In 2025, XRP remains one of the most influential cryptocurrencies in the global financial ecosystem. Designed for speed and cost-efficiency in cross-border transactions, XRP has found widespread use among banks, payment providers, and institutions. But beneath its utility lies a critical question: Who really controls XRP?The answer reveals a story of power, strategy, and evolving regulation in the crypto world.

Ripple Labs: The Central Force
At the core of XRP’s distribution is Ripple Labs, the company that created XRP and remains its largest holder. As of August 2025, Ripple controls about 42% of the total supply, primarily locked in escrow accounts. These reserves—about 36 billion XRP—are released gradually at a rate of 1 billion per month to manage liquidity and reduce market shocks.
This structure gives Ripple a centralized influence over the token’s supply, a controversial topic in the crypto space where decentralization is a core principle. Still, this level of control also ensures market stability and predictability—traits welcomed by institutional players.

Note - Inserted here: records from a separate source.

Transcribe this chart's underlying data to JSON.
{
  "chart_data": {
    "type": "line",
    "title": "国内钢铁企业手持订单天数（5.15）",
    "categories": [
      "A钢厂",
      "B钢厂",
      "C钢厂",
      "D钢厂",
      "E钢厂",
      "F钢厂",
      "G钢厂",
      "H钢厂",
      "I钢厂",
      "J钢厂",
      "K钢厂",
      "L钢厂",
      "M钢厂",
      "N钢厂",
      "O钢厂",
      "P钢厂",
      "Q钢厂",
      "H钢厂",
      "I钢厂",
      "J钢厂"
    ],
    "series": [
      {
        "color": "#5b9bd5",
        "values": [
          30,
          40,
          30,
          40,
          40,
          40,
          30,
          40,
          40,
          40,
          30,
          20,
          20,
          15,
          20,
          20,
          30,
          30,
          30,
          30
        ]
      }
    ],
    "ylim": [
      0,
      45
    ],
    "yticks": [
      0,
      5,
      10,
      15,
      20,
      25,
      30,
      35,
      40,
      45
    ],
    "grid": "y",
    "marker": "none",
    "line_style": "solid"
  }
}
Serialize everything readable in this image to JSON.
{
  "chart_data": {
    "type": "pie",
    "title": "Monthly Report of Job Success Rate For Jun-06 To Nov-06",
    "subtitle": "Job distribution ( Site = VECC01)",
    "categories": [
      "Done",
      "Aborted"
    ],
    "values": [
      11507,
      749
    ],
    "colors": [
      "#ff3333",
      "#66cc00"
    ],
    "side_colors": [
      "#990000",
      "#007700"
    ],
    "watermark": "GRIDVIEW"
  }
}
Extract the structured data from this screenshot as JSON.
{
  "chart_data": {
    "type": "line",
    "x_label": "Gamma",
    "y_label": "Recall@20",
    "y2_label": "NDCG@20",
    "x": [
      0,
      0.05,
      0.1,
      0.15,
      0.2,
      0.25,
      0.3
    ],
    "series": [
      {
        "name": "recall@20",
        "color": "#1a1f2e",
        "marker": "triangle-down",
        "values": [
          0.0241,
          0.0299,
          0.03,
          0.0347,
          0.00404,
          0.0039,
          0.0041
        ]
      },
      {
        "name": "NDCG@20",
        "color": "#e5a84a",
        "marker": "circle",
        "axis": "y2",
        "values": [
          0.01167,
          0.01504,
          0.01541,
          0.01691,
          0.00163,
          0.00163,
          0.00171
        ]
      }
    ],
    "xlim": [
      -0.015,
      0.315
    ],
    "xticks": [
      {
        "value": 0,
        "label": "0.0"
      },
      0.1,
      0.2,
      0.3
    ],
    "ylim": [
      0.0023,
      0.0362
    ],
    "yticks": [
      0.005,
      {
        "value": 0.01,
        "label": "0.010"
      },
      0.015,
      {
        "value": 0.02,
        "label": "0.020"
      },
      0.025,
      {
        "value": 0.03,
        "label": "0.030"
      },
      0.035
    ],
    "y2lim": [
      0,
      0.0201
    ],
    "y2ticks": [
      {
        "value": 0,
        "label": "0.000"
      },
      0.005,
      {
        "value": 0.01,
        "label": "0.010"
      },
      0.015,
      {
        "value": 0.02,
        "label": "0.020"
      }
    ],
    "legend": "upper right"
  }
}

The Power of the XRP Rich List
Beyond Ripple, a closer look at the top wallet addresses paints a clear picture of ownership concentration. The top 20 XRP holders control over 50% of the circulating supply. Widen the lens, and the top 100 wallets hold over 71%.
This concentration matters. It influences market liquidity, magnifies price volatility when large holders act, and raises questions about decentralization. However, it also reflects growing institutional demand, particularly through major exchanges.
Exchanges as Custodians
After Ripple Labs, the biggest XRP holders are crypto exchanges. Binance, Bithumb, and Uphold each hold more than 1.5 billion XRP, accounting for a significant share of the token’s active circulation. These assets are largely held in custody for users, reflecting growing use among traders and institutions alike.
South Korea’s exchanges, such as Upbit and Bithumb, continue to lead global XRP trading volume. At the same time, speculation is mounting around a U.S. spot XRP ETF, expected by late 2025. This has led many exchanges to bolster their XRP holdings in preparation for institutional inflows.

Source: news.bitcoin.com
Legal Clarity Unleashes Growth
Ripple’s long-standing legal battle with the U.S. Securities and Exchange Commission (SEC) finally ended in 2024. A landmark ruling clarified that XRP is not a security when traded on public exchanges, though institutional sales still fall under securities law.
The resolution unlocked new growth. With regulatory uncertainty removed, Ripple has rapidly expanded partnerships, and XRP has regained momentum as a preferred bridge asset for cross-border transactions.
On-Demand Liquidity & Real-World Use
Ripple’s On-Demand Liquidity (ODL) service has been a standout success. Financial institutions now use XRP to settle cross-border payments instantly and at a lower cost. With renewed trust post-SEC ruling, ODL adoption has surged across regions from Southeast Asia to Latin America.
XRP is no longer just a speculative asset—it’s becoming part of the plumbing of global finance.
Innovation on the XRP Ledger
Technological upgrades to the XRP Ledger (XRPL) are transforming its role beyond payments. Notable developments in 2025 include:
- Institutional DeFi: The introduction of Permissioned DEX features and Decentralized Identity (DID) standards allows compliant participation by banks and institutions.
- Asset Tokenization: New standards support tokenizing real-world assets like real estate and bonds.
- EVM-Compatible Sidechain: Developers can now deploy Ethereum-based dApps on XRPL, expanding the ecosystem.
- CBDC Integration: Central banks in multiple regions are testing the XRPL for central bank digital currencies.
- Chainlink Partnership: A strategic collaboration with Chainlink enhances cross-chain functionality and real-world data feeds.
These innovations signal XRP’s shift from a transaction tool to a full-fledged platform for institutional finance and digital asset services.
Who Holds the Real Power?
While the ledger itself may be decentralized, three main groups shape XRP’s future:
Ripple Labs – As the largest holder and core developer, Ripple drives partnerships, ecosystem growth, and technical evolution.
Validators – Over 150 independent nodes, including universities, exchanges, and developers, keep the network secure and decentralized.
Institutional Partners – Banks, asset managers, and potential ETF providers hold increasing sway as XRP becomes embedded in traditional finance.
Together, these actors define the direction of the XRP ecosystem—whether through technological upgrades, legal frameworks, or market adoption.
Final Thoughts
XRP’s ownership in 2025 reflects a careful balance: centralized control via Ripple’s escrow, major custodianship by exchanges, and rising institutional demand.
While critics question the level of centralization, others argue that this structure provides the stability and governance needed for XRP to function in global finance. With regulatory clarity, expanding use cases, and bold innovations on the XRPL, XRP is evolving from a token into a cornerstone of a next-generation financial system.